A fantastic, well researched, thought provoking, and insightful article in Mother Jones, by Julia Whitty called "The Last Taboo" is a must read on the urgent need for population control.
It poses some challenging questions to those of us in the reproductive justice movement, especially to the very many of us who find it impossible to separate social justice from ecological justice. Where will we find the balance of personal freedom and social and ecological responsibility? I don't know the answer, but I know it is urgent to do so.
While you're there, read Masters of the Uterus. Again, really thought provoking. I wish they had also included some of the big moments in Canon law and English Common Law, like:
1140: First authoritative collection of canon law states that early abortion is not homicide and accepts the views of both St. Augustine and early Christian theologians (and Aristotle, for that matter) that "animation," or the coming alive of the fetus occurrs forty days after conception for a boy and eighty days after conception for a girl. (By the way, this is one of my most favourite historical sexist facts and a good one for any righteous patriarchy blamer to know.)

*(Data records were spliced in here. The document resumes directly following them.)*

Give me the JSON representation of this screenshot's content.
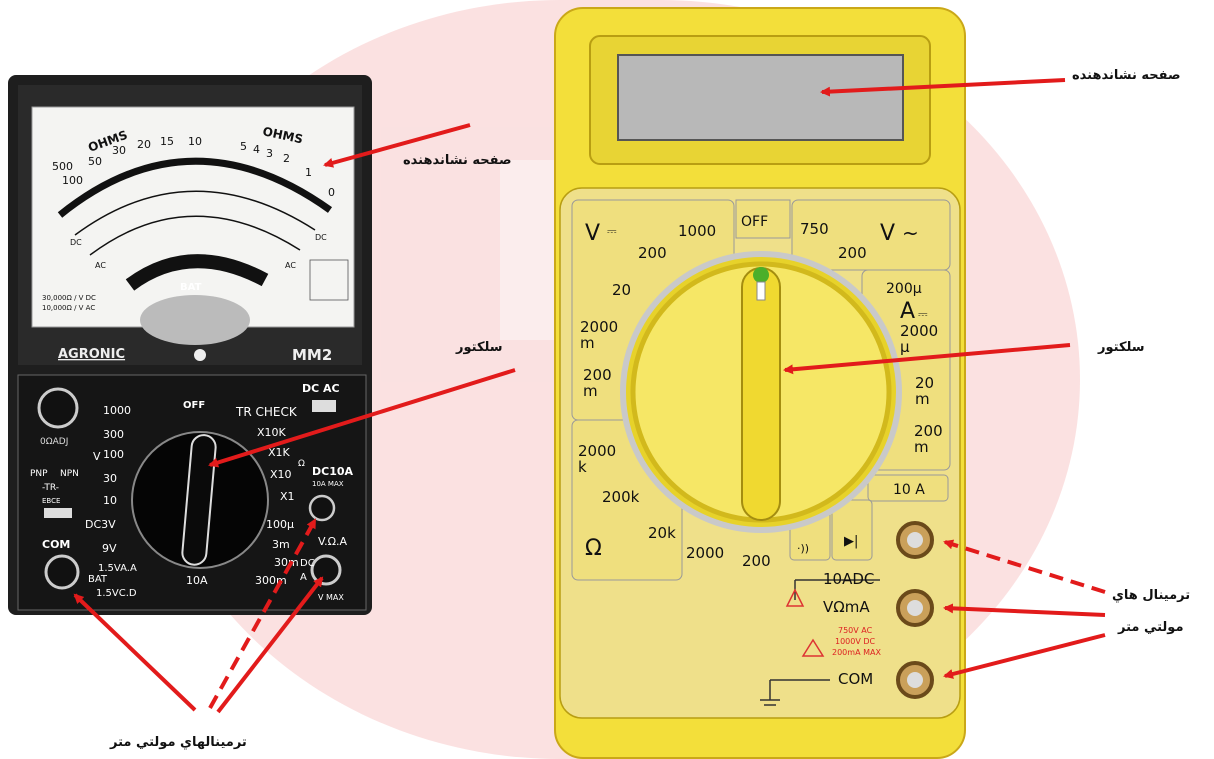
{
  "colors": {
    "watermark": "#f7c9c9",
    "arrow": "#e21b1b",
    "analog_body": "#222222",
    "digital_body": "#f3df3a",
    "digital_panel": "#efe08a",
    "lcd": "#b8b8b8"
  },
  "labels": {
    "display_left": "صفحه نشاندهنده",
    "display_right": "صفحه نشاندهنده",
    "selector_left": "سلكتور",
    "selector_right": "سلكتور",
    "terminals_left": "ترمينالهاي  مولتي متر",
    "terminals_right_line1": "ترمينال هاي",
    "terminals_right_line2": "مولتي متر"
  },
  "analog": {
    "brand": "AGRONIC",
    "model": "MM2",
    "scale_ohms_left": "OHMS",
    "scale_ohms_right": "OHMS",
    "ohm_numbers": [
      "500",
      "100",
      "50",
      "30",
      "20",
      "15",
      "10",
      "5",
      "4",
      "3",
      "2",
      "1",
      "0"
    ],
    "scale_dc": "DC",
    "scale_ac": "AC",
    "bat": "BAT",
    "sens_dc": "30,000Ω / V DC",
    "sens_ac": "10,000Ω / V AC",
    "zero_adj": "0ΩADJ",
    "off": "OFF",
    "tr_check": "TR CHECK",
    "dc_ac": "DC AC",
    "volt_v": "V",
    "ranges_left": [
      "1000",
      "300",
      "100",
      "30",
      "10"
    ],
    "dc3v": "DC3V",
    "v9": "9V",
    "bat_15a": "1.5VA.A",
    "bat_label": "BAT",
    "bat_15c": "1.5VC.D",
    "pnp": "PNP",
    "npn": "NPN",
    "tr": "-TR-",
    "ebc": "EBCE",
    "com": "COM",
    "ranges_right": [
      "X10K",
      "X1K",
      "X10",
      "X1"
    ],
    "omega": "Ω",
    "dc10a": "DC10A",
    "max10a": "10A MAX",
    "current_ranges": [
      "100μ",
      "3m",
      "30m",
      "300m"
    ],
    "a10": "10A",
    "voa": "V.Ω.A",
    "dc_small": "DC",
    "a_small": "A",
    "vmax": "V MAX"
  },
  "digital": {
    "off": "OFF",
    "vdc": "V",
    "vdc_sym": "⎓",
    "vac": "V",
    "vac_sym": "~",
    "vdc_ranges": [
      "1000",
      "200",
      "20",
      "2000\nm",
      "200\nm"
    ],
    "vac_ranges": [
      "750",
      "200"
    ],
    "adc_top": "200μ",
    "adc": "A",
    "adc_sym": "⎓",
    "adc_ranges": [
      "2000\nμ",
      "20\nm",
      "200\nm"
    ],
    "a10": "10 A",
    "ohm_ranges": [
      "2000\nk",
      "200k",
      "20k",
      "2000",
      "200"
    ],
    "omega": "Ω",
    "beep": "·))",
    "diode": "▶|",
    "t_10adc": "10ADC",
    "t_vma": "VΩmA",
    "t_com": "COM",
    "warn1": "750V AC",
    "warn2": "1000V DC",
    "warn3": "200mA MAX"
  }
}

1327: The "Twinslayer's Case" in England in which the Roman Catholic judge refused to make causing the death of a fetus a legal offence. The same happened again in the "Abortionists's Case" of 1348, with another Roman Catholic judge.
1591: Pope Gregory XIV declared that early abortion was not grounds for excommuncation, a policy which continued in the Catholic Church until 1869.
1670: The question of whether abortion was murder came again before an English judge, Sir Matthew Hale. Hale decided that if a woman died as a result of an abortion, the abortionist was guilty of murder. The concern was for the life of the woman, not the fetus.
The source for the above four fantastic facts is a great little booklet called "Abortion in Law, History & Religion" by Childbirth by Choice Trust.